ENGEL, Benjamin, Geology Department, University of Maine Farmington, 169 High Street, Farmington, ME 04938 and DALY, Julia F., Geology Department, University of Maine Farmington, 173 High Street, Farmington, ME 04938,

Global air temperatures, as well as those of the northeast United States, have been shown and predicted to be increasing due to the anthropogenic increase in global greenhouse gases in the atmosphere, and these increasing temperatures have already been shown to be altering the behavior of lakes in the form of decreasing duration of ice cover during the past century. Furthermore, it has been suggested that due to the sensitivity of inland water bodies, these locations may act as sentinels of climate change, and therefore should be closely monitored as these changes are taking place. Particularly, ponds at high elevations which are close to local elevation maxima provide limited options for species to relocate.
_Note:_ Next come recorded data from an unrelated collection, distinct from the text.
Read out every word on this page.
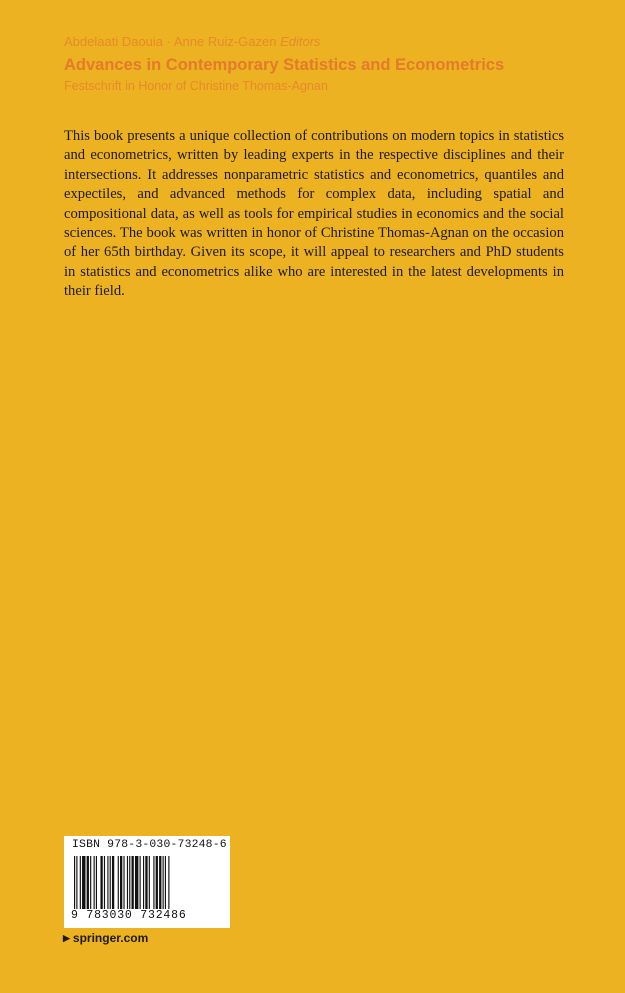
Abdelaati Daouia · Anne Ruiz-Gazen Editors
Advances in Contemporary Statistics and Econometrics
Festschrift in Honor of Christine Thomas-Agnan

This book presents a unique collection of contributions on modern topics in statistics and econometrics, written by leading experts in the respective disciplines and their intersections. It addresses nonparametric statistics and econometrics, quantiles and expectiles, and advanced methods for complex data, including spatial and compositional data, as well as tools for empirical studies in economics and the social sciences. The book was written in honor of Christine Thomas-Agnan on the occasion of her 65th birthday. Given its scope, it will appeal to researchers and PhD students in statistics and econometrics alike who are interested in the latest developments in their field.

ISBN 978-3-030-73248-6
9 783030 732486
▶ springer.com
This study is examining high-resolution water temperature data at the surface, bottom, and middle of nine small (<4 hectares) high-elevation (600 to 1000m) mountain ponds across western Maine. We seek to understand the mixing behavior of these ponds and how they may potentially respond to climate change, especially given the importance of mixing events to aquatic ecosystems. Mixing events are recognized in the data by sharp increases in the bottom temperature coupled with a corresponding decrease in the top temperature, often resulting in as much as 5 °C of total change. Unlike mixing in the spring and fall which continues for multiple days, summer mixing events are usually discrete and last less than a day before the pond again stratifies. There are conspicuous differences in hypolimnetic temperatures (up to 10 °C at times), timing of mixing events, and overall mixing behavior between the study ponds. Some ponds have been experiencing one or more summer mixing events each year, while others seem more resistant to these events. However, the data also show some simultaneous events at multiple locations, indicating that they are likely a response to a regional wind event. Characterization of these mixing behaviors based on location, volume, pond depth, basin shape and aspect, and clarity may help to explain the pattern of events and to predict the behavior of other regional subalpine ponds. By comparison of the water temperature data between ponds and to meteorological data, I plan to address what thresholds exist that control mixing, and if it is possible to use models to predict how these ponds may respond to a changing climate.